Как будто они ведут приятную философскую дискуссию, Рудерсдорф улыбается, его суровые черты лица неестественно спокойны.
— Истинная ярость отмечена странным спокойствием, которое охватывает человека после того, как он перешёл свои границы.
Достав ещё одну сигару и зажигалку, он, по-видимому, намеревается сделать небольшую паузу. Когда клубы дыма вырываются у него изо рта, генерал кажется таким же спокойным, как и всегда… но его руки дрожат.
Одно дело, если бы я могла поверить, что это просто из-за возраста.
— Пока они ещё могут кричать, это другое дело. Пока они могут кричать, они озвучивают это. Как только люди достигают дна и перестают кричать… Как бы мне это объяснить?
Хотя его сдерживает базовая подготовка, которую получает каждый солдат, на его лице появляется едва заметное выражение. Это… страх? Я хочу отбросить саму эту мысль, но другого объяснения нет.

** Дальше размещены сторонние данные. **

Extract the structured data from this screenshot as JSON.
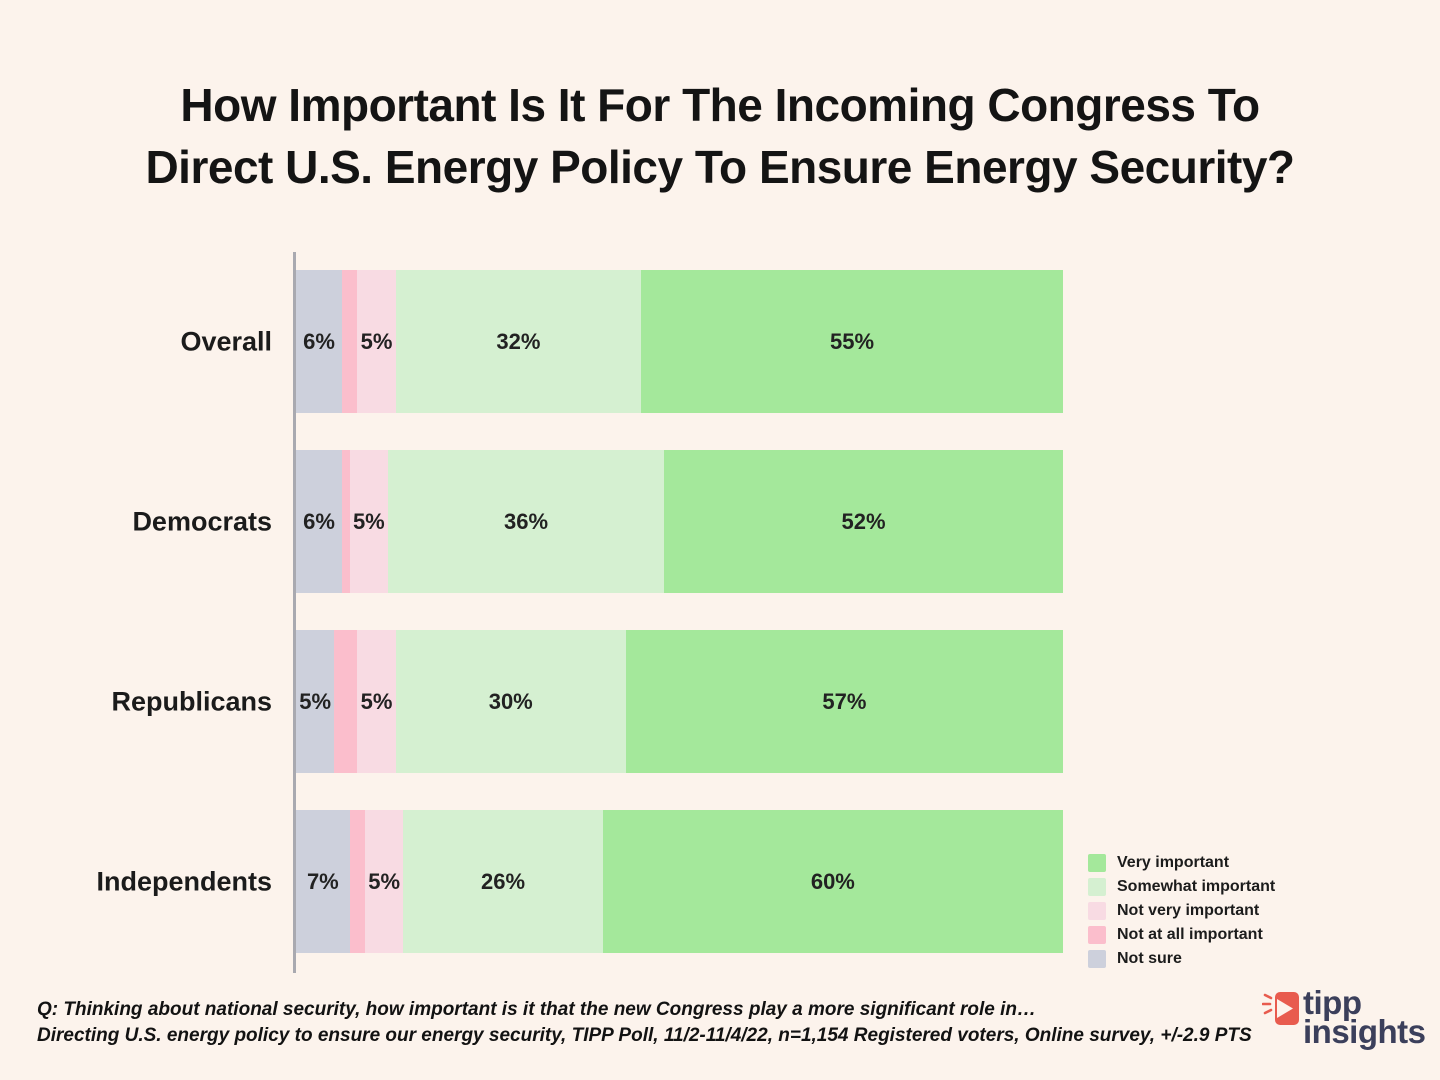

Её начальник и офицер по операциям, который де-факто является боссом Генерального штаба, напуган? Это то, что парализует сердца таких полевых офицеров, как Таня. Это кошмар. Я близка к тому, чтобы посочувствовать людям, которые по ошибке цепляются за якобы высшие существа в момент своей слабости.
Если бы не свободная воля и моё решительное, современное эго, эти чувства бессилия, вероятно, загнали бы и меня в цепкие лапы веры.
К счастью, уловка мошенника раскрыта.
Таня делает глубокий вдох. Подождав немного, чтобы кислород достиг её мозга, она качает головой, чтобы прочистить его и восстановить некоторое спокойствие.
— Генерал, это то, чего мы должны бояться?
— Бояться? … Хм, я полагаю, мы должны признать это, — бормочет он. — Взрывная сила общественного мнения, сдерживаемая так долго, — это как магма под огромным давлением… В этом действительно есть в этом что-то одновременно внушающее благоговение и страх.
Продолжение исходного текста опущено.